Returns .True when the destination element is one of:

  • A variable assignment target (i.e., the left-hand-side of an assignment)
  • A assignment message target object in an assignment instruction.
  • A parsing template variable (when this variable will receive a value, not when the variable is used as part of a pattern).
  • An argument variable in a USE ARG instruction.
  • A variable reference term in a USE ARG instruction.
  • A assignment message target object in a USE ARG instruction.
  • A counter specified using the COUNTER subkeyword in a DO or LOOP instruction.
  • A control variable used in an iterative loop.
  • A variable in an EXPOSE, USE LOCAL, PROCEDURE EXPOSE or DROP instruction.

See also method setAssigned.

isIgnorable

isIgnorable

Returns .True when the destination element is ignorable. Comments are always ignorable, as are, in many cases, whitespace sequences. Higher levels of parsing "jump over" (i.e., they ignore) ignorable elements. Please refer to the description of ignorable elements, above.

See also method makeIgnorable.

makeIgnorable

makeIgnorable

Makes the destination element ignorable.

See also method isIgnorable.

next

next

The next element in the parsing stream, or .Nil if this is the last element in the stream.

See also method prev.

parts

parts

Returns an array containing the parts that constitute a compound variable. This method is only available when the element is a compound variable.
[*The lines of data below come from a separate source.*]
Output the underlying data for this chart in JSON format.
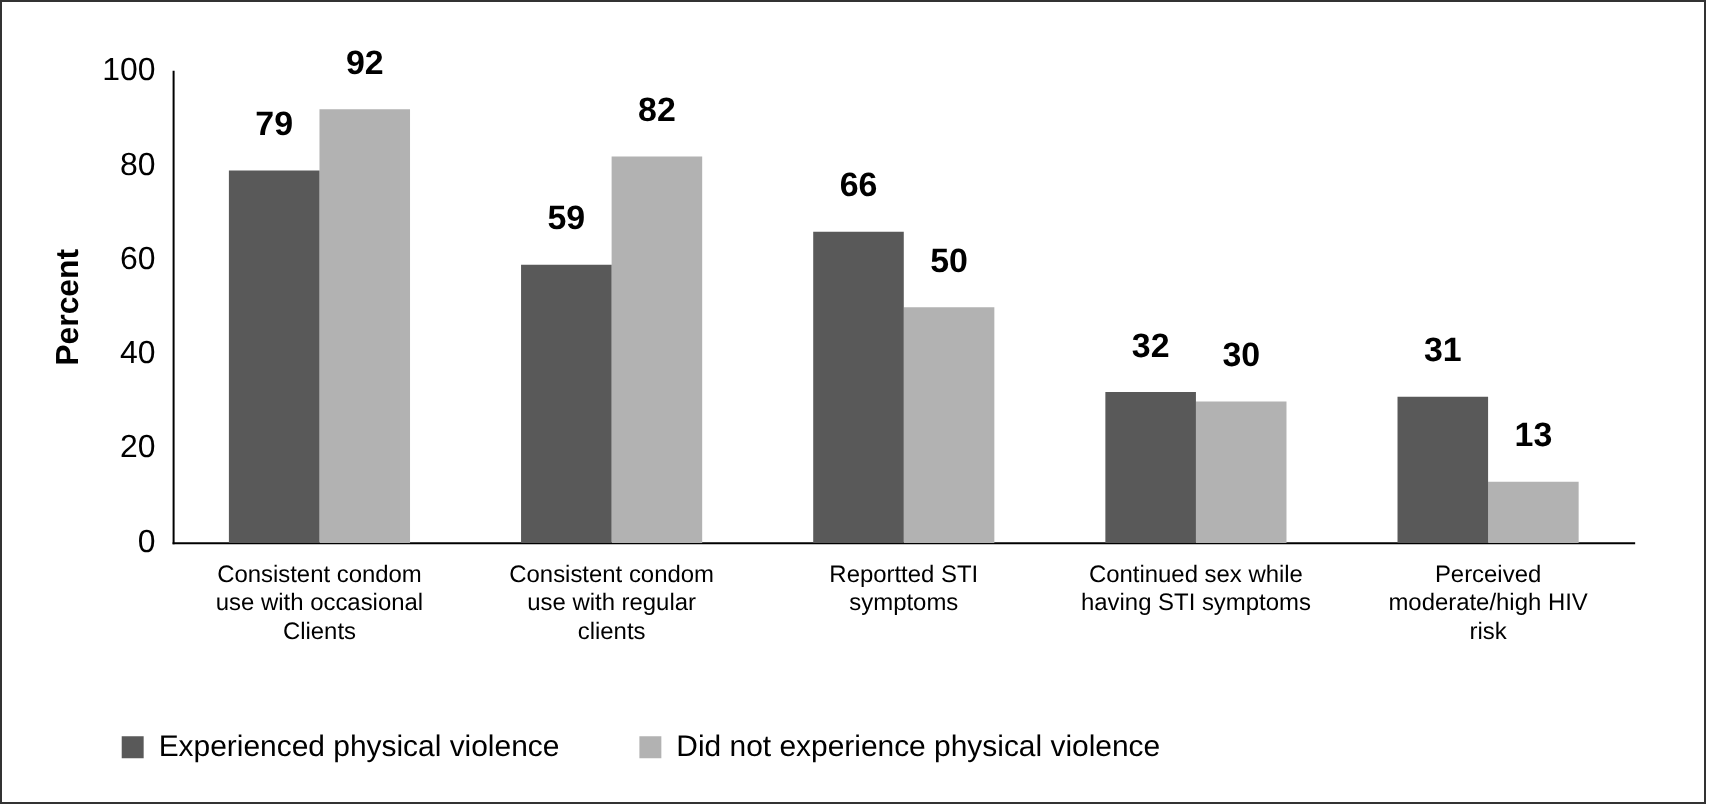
{
  "chart_data": {
    "type": "bar",
    "ylabel": "Percent",
    "categories": [
      "Consistent condom use with occasional Clients",
      "Consistent condom use with regular clients",
      "Reportted STI symptoms",
      "Continued sex while having STI symptoms",
      "Perceived moderate/high HIV risk"
    ],
    "series": [
      {
        "name": "Experienced physical violence",
        "color": "#595959",
        "values": [
          79,
          59,
          66,
          32,
          31
        ]
      },
      {
        "name": "Did not experience physical violence",
        "color": "#b2b2b2",
        "values": [
          92,
          82,
          50,
          30,
          13
        ]
      }
    ],
    "ylim": [
      0,
      100
    ],
    "yticks": [
      0,
      20,
      40,
      60,
      80,
      100
    ],
    "grid": false,
    "legend": "bottom",
    "data_labels": true
  }
}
You can find more information about this method here.

prev

prev

Returns the previous element in the parsing stream, or .Nil if this is the first element in the stream.

See also method next.

setAssigned

setAssigned

Marks the element as assigned, so that subsequent calls to isAssigned will return .True.

source

source

Returns the contents of the element, as it appears on the source file. This method cannot be used with comments and other element classes that are potentially multi-line, like the resource data of a resource.

subCategory

subCategory

Returns a one-byte value determining the element subCategory. This method is only available when the element class is .EL.TAKEN_CONSTANT. Element subcategories are described in detail here.

to

to

Returns a string formatted as "line column". The position of the first character after the element, when the element has a positive extent; please note that this can point to the first character "out of the line" when the element is at the end of the line. When a element is inserted or implied (that is, it has a zero length extent), to returns the same value as from.

See also method from.

value

value

Returns the contents of the element, partially interpreted (see the description for the source method). Symbols are translated to uppercase, and strings are interpreted, i.e., double quotes are deleted in literal strings, and binary and hexadecimal strings are transformed into byte strings. As an example, and assuming an ASCII encoding, this means that the strings "a", "61"X and "0110 0001"B have different sources, but identical values.